Qing Ming Jie (清明节 qīng míng jié), known as ‘Tomb Sweeping Day’ falls on 5 April 2015.
It is a festival in Chinese tradition of filial piety in remembering and honoring the kindness of ancestors.
During Qing Ming, Buddhist devotees will make offering to the Triple Gems and dedicate the merits to their departed loved ones. May all sentient beings be free from all suffering.
Qing Ming Festival literally means ‘clear bright festival’ and it celebrates the rebirth of nature, the beginning of the planting season and other outdoor activities. It’s a traditional Chinese festival on the 15th day from the vernal equinox. It usually falls on either April 4th, 5th or 6th of the solar calendar. It’s actually one of the few traditional Chinese holidays that follow the solar calendar.
For Chinese people it’s also an important day to remember and honor one’s ancestors and visit and maintain their graves. Young and old people pray before their ancestors, sweep and tidy their tombs and offer food, tea, wine, chopsticks or incense. These rites are very important to most Chinese people.
Some people also carry willow branches with them during Qing Ming Jie, or put willow branches on their gates and/or front doors because they think that these willow branches can help ward off the evil ghosts that wander around during Qing Ming.
In some ways ‘Tomb sweeping day’ is not only a solemn day to remember those who have passed away, but also a day for excursions, outings and renewal.
In ancient times people celebrated with singing, dancing, picnics and kite flying and many of these traditions continue today. People go on family outings and farmers start their spring ploughing in the countryside. Another popular thing to do is to fly kites. These kites come in all different shapes and sizes with many resembling different animals, dragons and fish.
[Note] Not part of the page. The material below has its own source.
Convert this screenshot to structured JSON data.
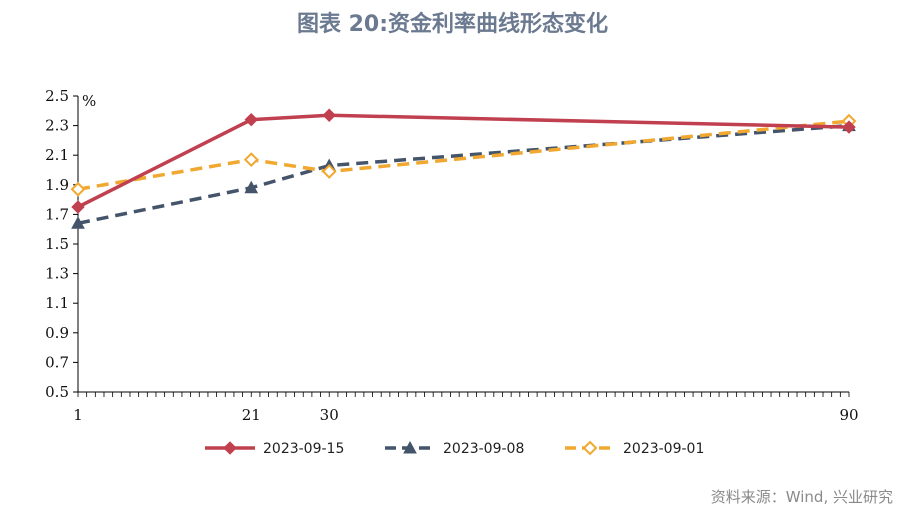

The day before Qing Ming was called ‘Hanshi’ in ancient times. It was created by Chong’er, the Duke Wen of the state of Jin (晋文公) during the Spring and Autumn Periods when he accidentally killed his personal friend and servant Jie Zitui (介子推) and his mother in a fire in the hope of making Jie Zitui return to him (Chong’er). So during Hanshi, people were not allowed to use fire to heat up their food, thus it was nicknamed ‘the Cold Food Festival’. At that time the Hanshi ‘celebration’ was combined with the Qingming festival, but was later abandoned by most people. Nowadays, in some places, people still eat dumplings especially made for the occasion.